Whereas in the past, you needed a cable box to pick up local television and live TV, in the age of cord-cutting and streaming apps, you can watch the same local content without a cable box by using a digital HDTV antenna such as a Mohu TV antenna.
This enables you to stop paying for hundreds of channels you never watch. Instead, switch to streaming only what interests you, including live and local TV, by combining your favorite streaming apps including Fubo TV, with a digital Mohu TV antenna.
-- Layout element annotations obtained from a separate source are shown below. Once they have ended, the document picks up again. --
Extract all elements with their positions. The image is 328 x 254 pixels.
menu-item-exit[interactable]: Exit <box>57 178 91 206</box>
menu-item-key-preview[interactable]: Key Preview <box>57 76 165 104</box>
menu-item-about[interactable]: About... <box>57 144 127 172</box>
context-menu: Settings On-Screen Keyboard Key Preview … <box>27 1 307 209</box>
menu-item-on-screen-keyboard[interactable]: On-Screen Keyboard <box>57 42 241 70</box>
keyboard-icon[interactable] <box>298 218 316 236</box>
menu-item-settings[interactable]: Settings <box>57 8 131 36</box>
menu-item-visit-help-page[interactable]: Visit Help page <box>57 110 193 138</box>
Best of all, you even get the benefit of unlimited digital DVR to use with your OTA antenna just like you do with your streaming app.
What is the Mohu TV Antenna?
The Mohu TV Antenna is a digital HDTV antenna, otherwise known as an OTA, or over-the-air, antenna.
What Can You Watch With the Mohu TV Antenna?
- Major national networks – Like NBC, CBS, ABC, FOX, PBS, the CW and More!
- Local news and weather
- Live sports – Including the Olympics, World Cup, NBA Finals and Super Bowl
- Children’s shows
- Popular sitcoms
How is the Broadcast Quality With the Mohu TV Antenna?
A digital TV antenna gives you the best high-definition picture quality available, static-free, with HD sub-channels and digital resilience.
How Much Does it Cost to Watch Live TV With a Mohu TV Antenna
Unlike with a streaming app, which costs you a recurring fee to keep your service active, with a digital antenna, you pay once for the antenna. After that, all the live TV you want to watch is free forever.
How to Install a Mohu Indoor TV Antenna
You can install a Mohu indoor antenna to any TV lickety-split. To install it into a monitor or home theater TV with no tuner built in could be a bit more difficult, if in cases not at all possible. But if the unit is identified as a television, it will have a coaxial access point into which you can screw an antenna to attach it.
Troubleshooting Signal Issues
If no channels, not enough channels, or not the channels you want are showing from your scan, you may have to move your antenna and scan again. It may take several rescans, moving the antenna again between each scan, until you find the perfect position for the channels and reception you want.
If you’re still having trouble picking up signals, or the signals you want, there are digital antenna amplifiers and even digital antennas with integrated amplifiers built in that, just as they sound, amplify the signal they receive. This conceivably allows you to receive more signals and view the signals you do receive more clearly.